First, dimension by your entities / distinct values, measure them by their min (earliest) date, and sort by the min date. Using your example data, you’ll get a table like:

| Thing | Min Date |
--------------------
|A      | 1        |
|B      | 1        |
|C      | 1        |
|D      | 2        |
|E      | 4        |

Then add two table calcs, one for a running total, and one to only show the last row of each Min Date value.

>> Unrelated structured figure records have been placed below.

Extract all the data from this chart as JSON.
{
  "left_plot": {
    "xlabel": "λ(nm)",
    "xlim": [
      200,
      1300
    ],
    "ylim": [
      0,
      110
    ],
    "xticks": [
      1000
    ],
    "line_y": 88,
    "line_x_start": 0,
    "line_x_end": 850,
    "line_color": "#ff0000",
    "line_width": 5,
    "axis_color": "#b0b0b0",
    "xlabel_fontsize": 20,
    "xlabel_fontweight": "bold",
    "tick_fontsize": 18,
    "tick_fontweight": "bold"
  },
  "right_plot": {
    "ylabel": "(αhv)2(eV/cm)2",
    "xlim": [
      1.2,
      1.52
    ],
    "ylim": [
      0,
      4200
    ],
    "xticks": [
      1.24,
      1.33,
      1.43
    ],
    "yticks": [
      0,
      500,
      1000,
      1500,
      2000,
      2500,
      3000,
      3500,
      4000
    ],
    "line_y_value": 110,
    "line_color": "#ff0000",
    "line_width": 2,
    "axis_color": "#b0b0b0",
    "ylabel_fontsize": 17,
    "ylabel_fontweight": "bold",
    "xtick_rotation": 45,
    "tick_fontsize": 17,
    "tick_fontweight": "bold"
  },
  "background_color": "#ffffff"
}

  • Running Count: row() + if(is_null(${min_date}),0,0)
    ^ We add the +if(...) to reference the measure and ensure this goes to the right of it, for visualization purposes
  • Show row - ${min_date} != offset(${min_date},1)
    ^ We’ll show only the last row (running count) within each value of min date
| Thing | Min Date | RC | Show? |
---------------------------------
|A      | 1        | 1  | No    |
|B      | 1        | 2  | No    |
|C      | 1        | 3  | Yes   |
|D      | 2        | 4  | Yes   |
|E      | 4        | 5  | Yes   |

Finally, hide the first column, and use “Hide No’s” on the last column, and pick a line vis.


(Andrew H) #3

Thank you Fabio, this approach makes sense. I think for our use case we’ll have to do this on the SQL side given the size of the data set. Much Appreciated!


(Fabio) #4

If you want to pre-calculate some of this in SQL and then allow users to pick their own timeframes, it will help to create a roll-up table with dimensions “date”, “prior date”, and measure “count”. Start by using a window function to partition by entity, order by date, and add a ‘lag’ function:

Entity | Date | Prior Date
--------------------------
A      | 1    | NULL
A      | 2    | 1
B      | 1    | NULL
B      | 2    | 1
B      | 3    | 2
C      | 1    | NULL
C      | 3    | 1
D      | 2    | NULL
E      | 4    | NULL

Then group and aggregate that to get this rollup table, which you would persist:

Date | Prior Date | Count
-------------------------
1    | NULL       | 3
2    | NULL       | 1
2    | 1          | 2
3    | 1          | 2
4    | NULL       | 1
5    | NULL       | 1

Then to get any cumulative distinct count, you can just group by date (or some function thereof, like week or month), filter on last date being outside of the range for which you want the measure to be distinct (because the ones where last date is within in that same range are not unique), and sum.